Se associarmos o discurso sobre o
alfabeto do livro da natureza a este elogio das pequenas alterações,
mutações etc. vemos que a verdadeira oposição se situa entre
imobilidade e mobilidade, e é contra uma imagem de inalterabilidade
da natureza que Galileu toma partido, evocando a carranca de Medusa.
(A mesma imagem e argumento já se achavam presentes no primeiro
livro astronômico de Galileu, Istoria e dimostrazioni intorno
alle macchie solari.) O alfabeto geométrico ou matemático da
natureza será aquele que, baseando-se em sua capacidade de ser
decomposto em elementos mínimos e de representar todas as formas do
movimento e da mudança, cancela a oposição entre céus imutáveis
e elementos terrestres.
A dimensão filosófica dessa operação
está bem ilustrada por esta fala do Dialogo entre o
ptolomaico Simplicio e Salviati, porta-voz do autor, em que retorna o
tema da “nobreza”:
SIMP.: Este modo de filosofar tende à
subversão de toda a filosofia natural e a desordenar e arruinar o
céu, a Terra e todo o universo.

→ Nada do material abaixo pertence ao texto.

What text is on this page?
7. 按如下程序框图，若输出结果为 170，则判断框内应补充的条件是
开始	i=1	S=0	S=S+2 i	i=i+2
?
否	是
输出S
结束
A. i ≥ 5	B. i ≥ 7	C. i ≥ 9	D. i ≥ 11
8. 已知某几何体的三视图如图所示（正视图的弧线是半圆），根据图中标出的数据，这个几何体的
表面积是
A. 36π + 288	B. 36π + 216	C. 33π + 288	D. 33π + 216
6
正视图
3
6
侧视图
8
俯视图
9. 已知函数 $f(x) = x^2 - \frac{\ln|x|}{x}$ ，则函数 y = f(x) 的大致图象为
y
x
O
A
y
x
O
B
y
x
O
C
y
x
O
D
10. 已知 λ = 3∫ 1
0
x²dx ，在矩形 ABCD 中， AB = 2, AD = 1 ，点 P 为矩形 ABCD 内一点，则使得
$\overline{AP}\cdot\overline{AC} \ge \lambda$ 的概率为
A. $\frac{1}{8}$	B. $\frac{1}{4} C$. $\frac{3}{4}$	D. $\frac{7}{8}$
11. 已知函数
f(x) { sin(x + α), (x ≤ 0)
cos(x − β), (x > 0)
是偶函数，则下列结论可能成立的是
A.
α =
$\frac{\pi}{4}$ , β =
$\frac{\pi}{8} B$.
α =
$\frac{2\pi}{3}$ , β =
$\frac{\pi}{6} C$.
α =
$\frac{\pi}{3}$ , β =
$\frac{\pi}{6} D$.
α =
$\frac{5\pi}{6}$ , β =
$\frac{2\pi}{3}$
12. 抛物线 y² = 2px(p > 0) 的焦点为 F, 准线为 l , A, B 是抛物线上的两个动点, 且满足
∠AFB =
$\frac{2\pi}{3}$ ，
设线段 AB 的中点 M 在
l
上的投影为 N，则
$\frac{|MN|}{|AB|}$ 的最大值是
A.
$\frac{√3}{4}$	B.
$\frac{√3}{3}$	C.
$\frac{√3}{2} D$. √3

Mas acredito que os fundamentos dos
peripatéticos sejam tais que não há perigo de que com a ruína
eles possam construir novas ciências.
SALV.: Não se preocupe com o céu nem
com a Terra, nem tema sua subversão, como tampouco da filosofia;
porque, quanto ao céu, é vão que temam aquilo que vocês mesmos
consideram inalterável e impassível; quanto à Terra, tratamos de
nobilitá-la e aperfeiçoá-la, enquanto procuramos fazê-la
semelhante aos corpos celestes e de certo modo colocá-la quase no
céu, de onde os seus filósofos a expulsaram.